Gli “One Direction” nel giro di tre anni hanno raggiunto un budget di circa 50 milioni di dollari, classificandosi come <Top New Artist> nella rivista BillBoard, dal 2011 ad oggi sono all’attivo con 3 Album, per un totale di circa 40 singoli.
Intorno al fenomeno sono nate una serie di altre piccole grandi realtà, la più nota, a cui una parte della ricerca è stata adibita, è rappresentata da quelle che chiameremo “Directioners”, questa realtà risponde ai requisiti minimi per entrare di diritto nella categoria comunità, che secondo il suo significato sociologico e antropologico presuppone un’identità comune, una storia comune, ideali condivisi e tradizioni e costumi simili.
Dall’osservazione partecipante, curata personalmente dalla sottoscritta, nell’arco di una giornata condivisa con i “nativi”, la comunità è composta principalmente da genere femminile di cacciatori-raccoglitori, che si prodiga nella cacciagione dei posti migliori nelle cerimonie rituali ufficiali; l’età media non supera i 18 anni.
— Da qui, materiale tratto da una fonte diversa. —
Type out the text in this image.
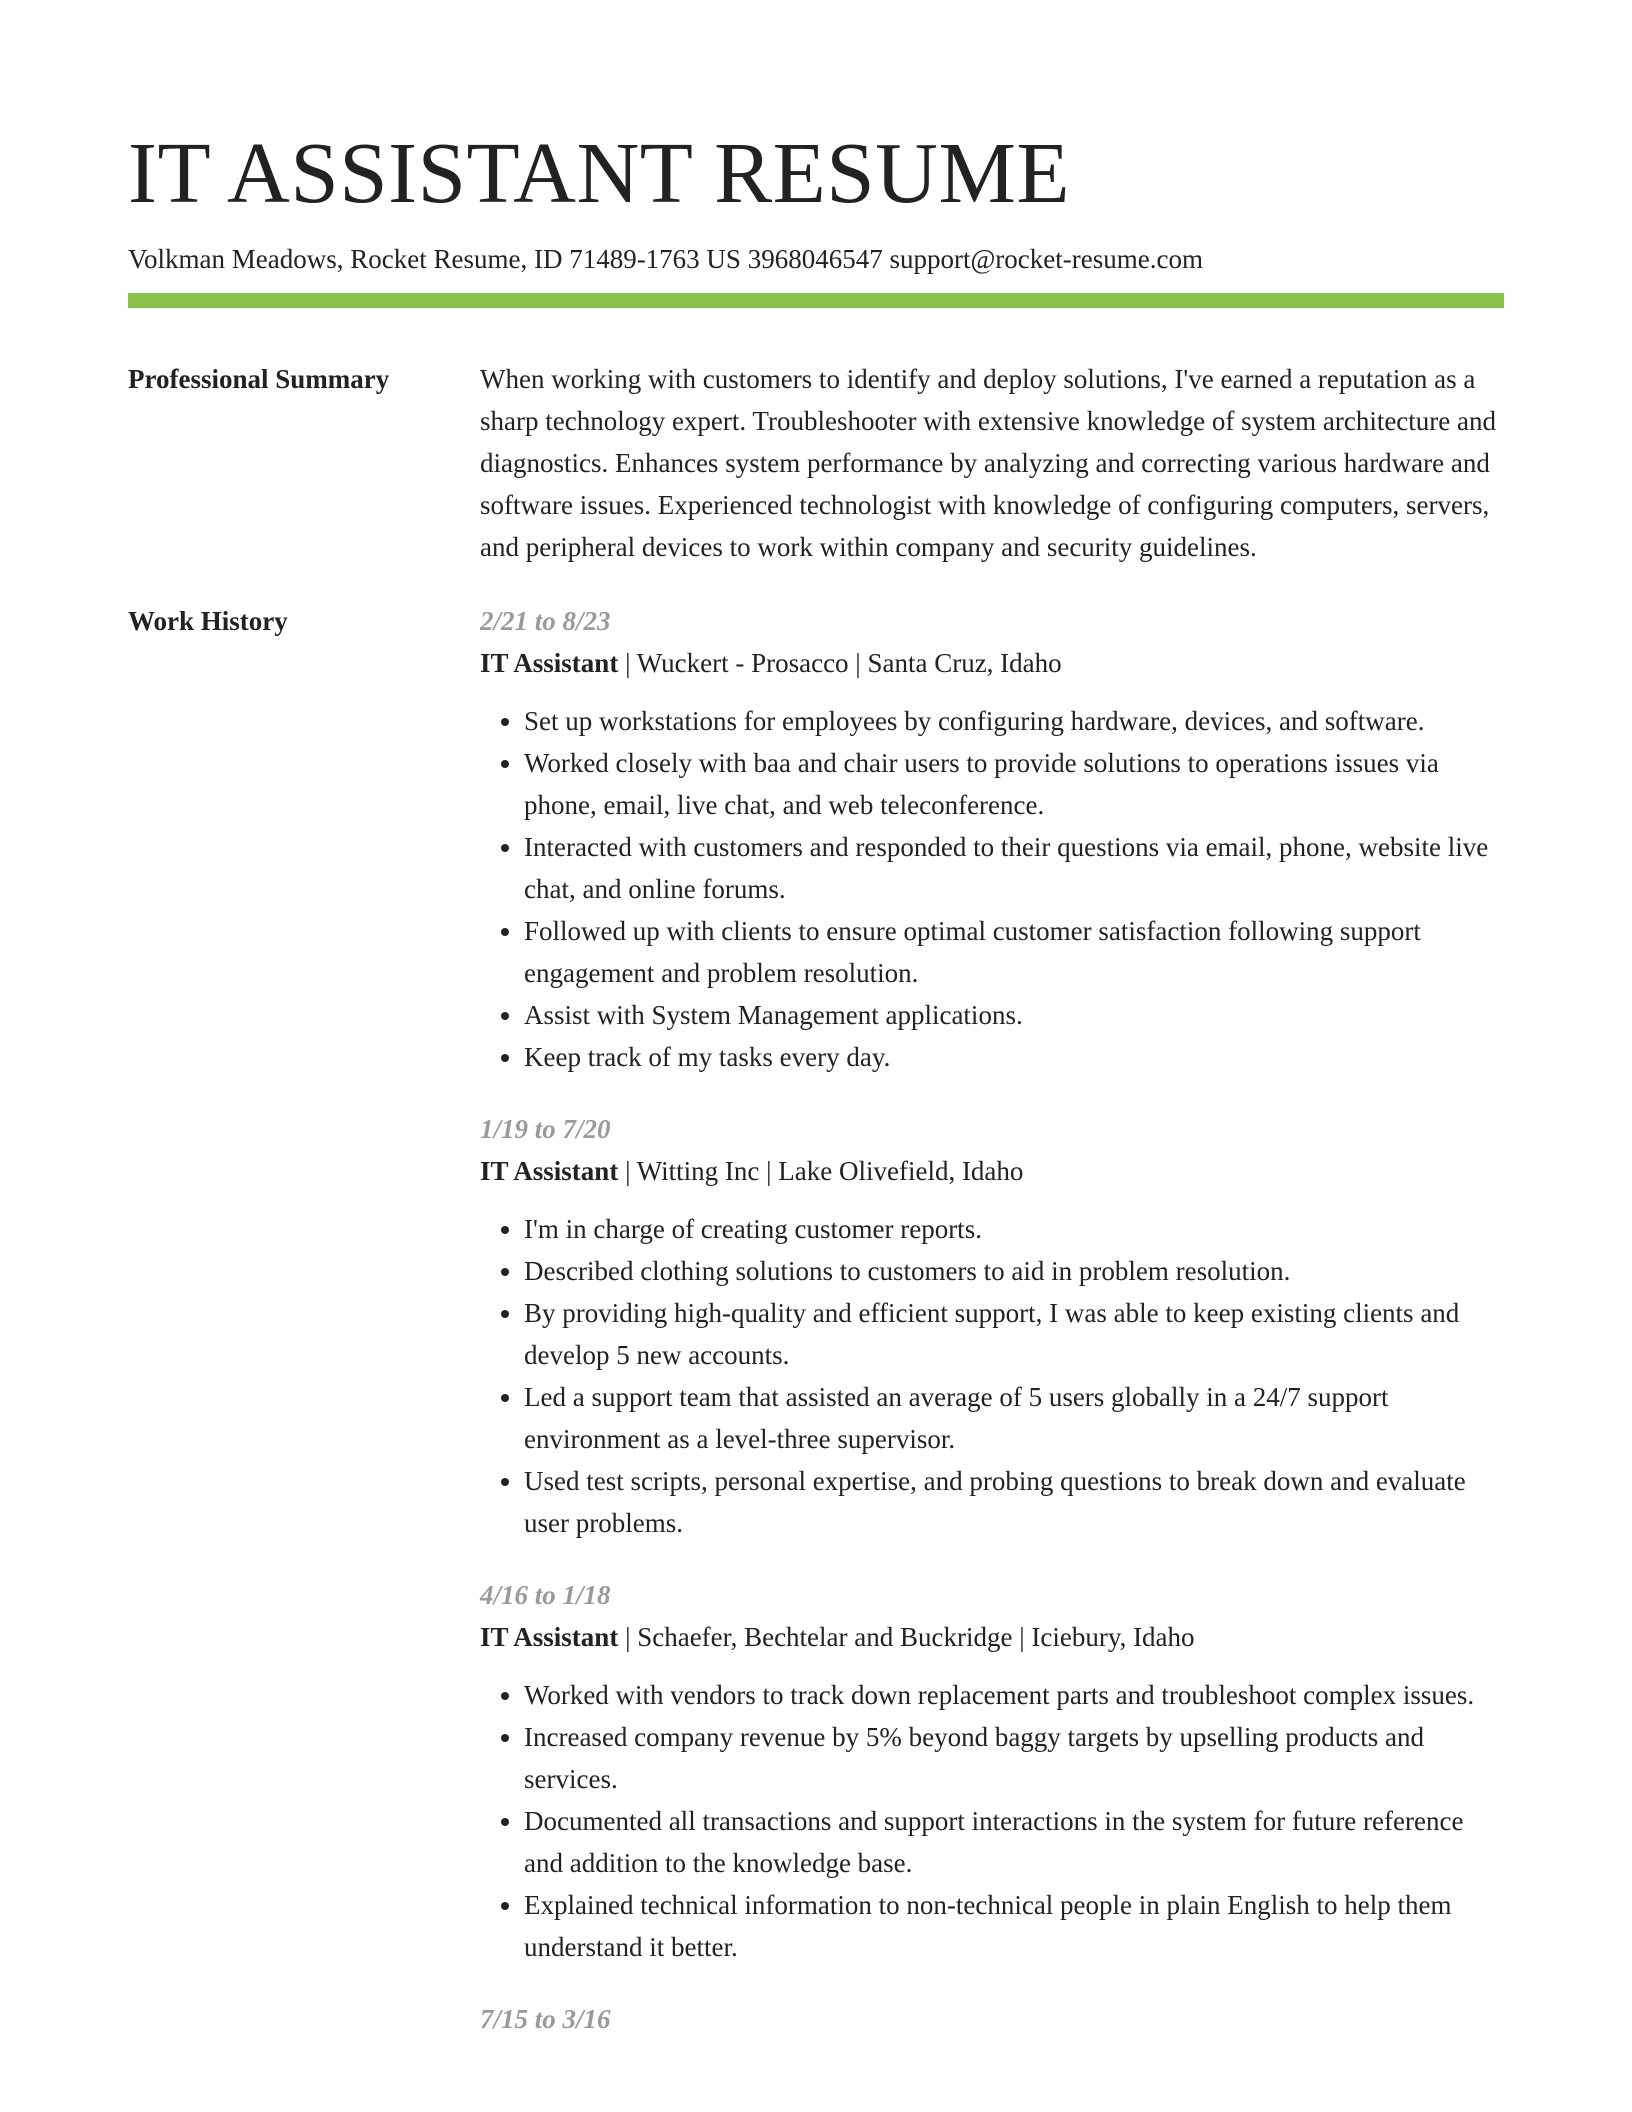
IT ASSISTANT RESUME
Volkman Meadows, Rocket Resume, ID 71489-1763 US 3968046547 support@rocket-resume.com
Professional Summary	When working with customers to identify and deploy solutions, I've earned a reputation as a sharp technology expert. Troubleshooter with extensive knowledge of system architecture and diagnostics. Enhances system performance by analyzing and correcting various hardware and software issues. Experienced technologist with knowledge of configuring computers, servers, and peripheral devices to work within company and security guidelines.
Work History	2/21 to 8/23
IT Assistant | Wuckert - Prosacco | Santa Cruz, Idaho
• Set up workstations for employees by configuring hardware, devices, and software.
• Worked closely with baa and chair users to provide solutions to operations issues via phone, email, live chat, and web teleconference.
• Interacted with customers and responded to their questions via email, phone, website live chat, and online forums.
• Followed up with clients to ensure optimal customer satisfaction following support engagement and problem resolution.
• Assist with System Management applications.
• Keep track of my tasks every day.
1/19 to 7/20
IT Assistant | Witting Inc | Lake Olivefield, Idaho
• I'm in charge of creating customer reports.
• Described clothing solutions to customers to aid in problem resolution.
• By providing high-quality and efficient support, I was able to keep existing clients and develop 5 new accounts.
• Led a support team that assisted an average of 5 users globally in a 24/7 support environment as a level-three supervisor.
• Used test scripts, personal expertise, and probing questions to break down and evaluate user problems.
4/16 to 1/18
IT Assistant | Schaefer, Bechtelar and Buckridge | Iciebury, Idaho
• Worked with vendors to track down replacement parts and troubleshoot complex issues.
• Increased company revenue by 5% beyond baggy targets by upselling products and services.
• Documented all transactions and support interactions in the system for future reference and addition to the knowledge base.
• Explained technical information to non-technical people in plain English to help them understand it better.
7/15 to 3/16
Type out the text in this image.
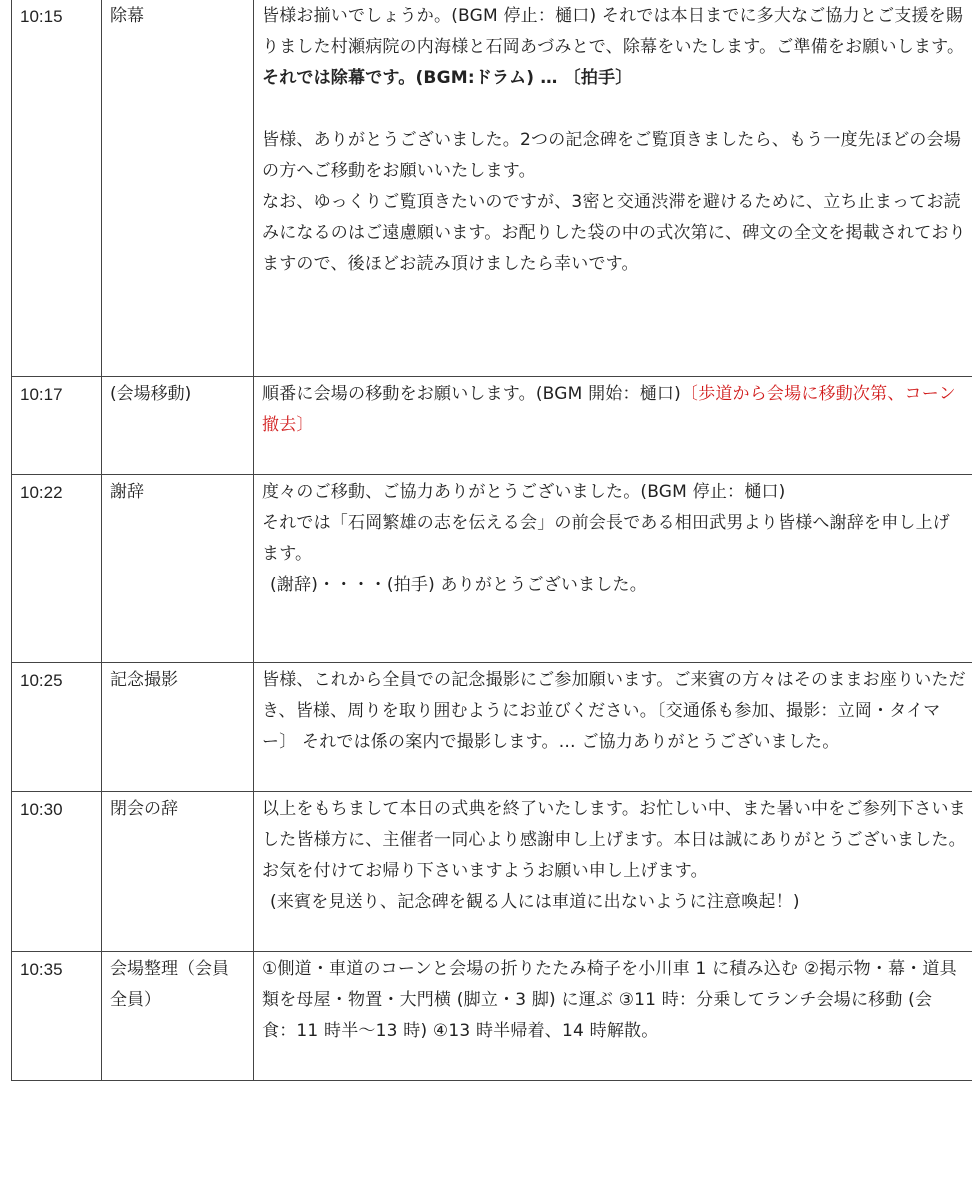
10:15	除幕	皆様お揃いでしょうか。(BGM 停止：樋口) それでは本日までに多大なご協力とご支援を賜りました村瀬病院の内海様と石岡あづみとで、除幕をいたします。ご準備をお願いします。
それでは除幕です。(BGM:ドラム) … 〔拍手〕
皆様、ありがとうございました。2つの記念碑をご覧頂きましたら、もう一度先ほどの会場の方へご移動をお願いいたします。
なお、ゆっくりご覧頂きたいのですが、3密と交通渋滞を避けるために、立ち止まってお読みになるのはご遠慮願います。お配りした袋の中の式次第に、碑文の全文を掲載されておりますので、後ほどお読み頂けましたら幸いです。

10:17	(会場移動)	順番に会場の移動をお願いします。(BGM 開始：樋口)〔歩道から会場に移動次第、コーン撤去〕
10:22	謝辞	度々のご移動、ご協力ありがとうございました。(BGM 停止：樋口)
それでは「石岡繁雄の志を伝える会」の前会長である相田武男より皆様へ謝辞を申し上げます。
(謝辞)・・・・(拍手) ありがとうございました。

10:25	記念撮影	皆様、これから全員での記念撮影にご参加願います。ご来賓の方々はそのままお座りいただき、皆様、周りを取り囲むようにお並びください。〔交通係も参加、撮影：立岡・タイマー〕 それでは係の案内で撮影します。… ご協力ありがとうございました。
10:30	閉会の辞	以上をもちまして本日の式典を終了いたします。お忙しい中、また暑い中をご参列下さいました皆様方に、主催者一同心より感謝申し上げます。本日は誠にありがとうございました。
お気を付けてお帰り下さいますようお願い申し上げます。
(来賓を見送り、記念碑を観る人には車道に出ないように注意喚起！)

10:35	会場整理（会員全員）	①側道・車道のコーンと会場の折りたたみ椅子を小川車 1 に積み込む ②掲示物・幕・道具類を母屋・物置・大門横 (脚立・3 脚) に運ぶ ③11 時：分乗してランチ会場に移動 (会食：11 時半～13 時) ④13 時半帰着、14 時解散。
Le “Directioners” si distinguono per la loro isteria nevrotica (rafforzativo!) connessa a frequenti crisi di pianto in presenza dei soggetti dell’ esperimento.
Nel corso del soggiorno nativo, ho appurato che la comunità condivide, quello che Freud (del quale ho in comune poco) ha individuato come Complesso di Edipo, che nella sua versione femminile, è noto come Complesso di Elettra.

L’odio reciproco e il risentimento nei confronti della ipotetica Madre (Natura, Shakti, Elettra, chiamatela come volete) è quello che, paradossalmente, unisce così potentemente questa comunità nell’amore totemico verso l’unica direzione (notare la parafrasi).
Grazie alla mia breve ricerca sono giunta a conclusioni inaspettate, che da
sempre, permettono di suscitare nel lettore e nella medesima, reazioni e cambi di opinione inaspettati e repentini. Il codice “Directioners” ha attirato la mia attenzione, ho cercato approfonditamente ma in breve tempo di entrare a far parte della comunità, con risultati sorprendenti. Mi sono ritrovata a googlare in fretta e furia per raccogliere quanti più dati oggettivi sul fenomeno e nella fretta (o meno) sono capitata nella playlist ufficiale di Vevo che proponeva o propinava, per l’esattezza 48 video clip, targati “One Direction”, per completare al meglio la mia tesi ho, necessariamente, ascoltato quello che i soggetti avevano da dirmi e in conclusione, approvo questa comunità, approvo l’entusiasmo inconsapevole di Simon quando ha iniziato l’esperimento e approvo i cinque soggetti, che ad essere sinceri hanno proprio un bel faccino, ma non solo, sono orecchiabili, ma cosa più importante trasmettono gioia, speranza e voglia di vivere, che è la cosa di cui abbiamo bisogno.